Universal human themes appear to spark engagement. For example these boards scored high:
UNICEF’s Sound the Alarm Crisis in the Shael and UNICEF Mothers,
NWF’s Fun
SFMOMA love
Livestrong’s “We Dare To Act on It”
It would be interesting to know what the conversion rate is from people who find UNICEF’s photos on pinterest and go on to donate and if there is a similar conversion rate as for product sales.
This is just a quick and dirty benchmarking study for Pinterest which is a curation platform for visuals and videos – and as this content strategy study from NTEN and Idealware (it will appear in the next NTEN journal that publishes on Thursday) indicates, many nonprofits are not yet curating on visuals and videos. Ideally, it would be interesting to see this data for a particular sub-segment of the nonprofit sector or on a broader scale from NTEN once the practice of visual curation is more widely adopted in the sector.
This summary did take some time to generate the data, and to analyze — so wanted to limit the sample. The good folks at pinerly gave me a spreadsheet and I needed to slice and dice and visualize it to get insights.

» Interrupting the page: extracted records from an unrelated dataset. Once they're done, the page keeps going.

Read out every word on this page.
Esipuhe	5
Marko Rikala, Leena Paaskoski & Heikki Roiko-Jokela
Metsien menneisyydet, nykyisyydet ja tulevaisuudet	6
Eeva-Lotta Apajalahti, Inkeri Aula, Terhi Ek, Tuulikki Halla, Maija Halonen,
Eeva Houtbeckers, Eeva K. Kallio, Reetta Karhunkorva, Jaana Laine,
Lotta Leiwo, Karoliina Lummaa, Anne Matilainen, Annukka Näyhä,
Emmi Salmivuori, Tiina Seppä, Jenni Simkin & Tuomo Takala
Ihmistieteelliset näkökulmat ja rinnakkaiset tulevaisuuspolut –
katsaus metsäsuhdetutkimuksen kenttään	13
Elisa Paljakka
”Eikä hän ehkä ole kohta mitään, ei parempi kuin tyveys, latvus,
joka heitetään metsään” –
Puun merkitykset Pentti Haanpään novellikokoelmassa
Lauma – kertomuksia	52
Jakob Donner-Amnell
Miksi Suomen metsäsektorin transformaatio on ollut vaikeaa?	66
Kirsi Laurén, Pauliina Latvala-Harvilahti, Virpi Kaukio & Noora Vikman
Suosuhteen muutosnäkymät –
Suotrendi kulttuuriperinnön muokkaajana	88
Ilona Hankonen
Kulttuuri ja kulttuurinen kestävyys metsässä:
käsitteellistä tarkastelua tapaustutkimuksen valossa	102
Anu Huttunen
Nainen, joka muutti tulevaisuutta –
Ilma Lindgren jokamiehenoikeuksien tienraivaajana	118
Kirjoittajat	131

If you are looking for additional research, nonprofit examples, tips, and how-to resources for pinterest, see my blog post from last week. If your organization is on Pinterest, have analyzed your pins, boards, and accounts for reach, engagement, referral traffic and conversion? Do you know what works? Have you benchmarked this data against other similar types of nonprofits? What did you learn?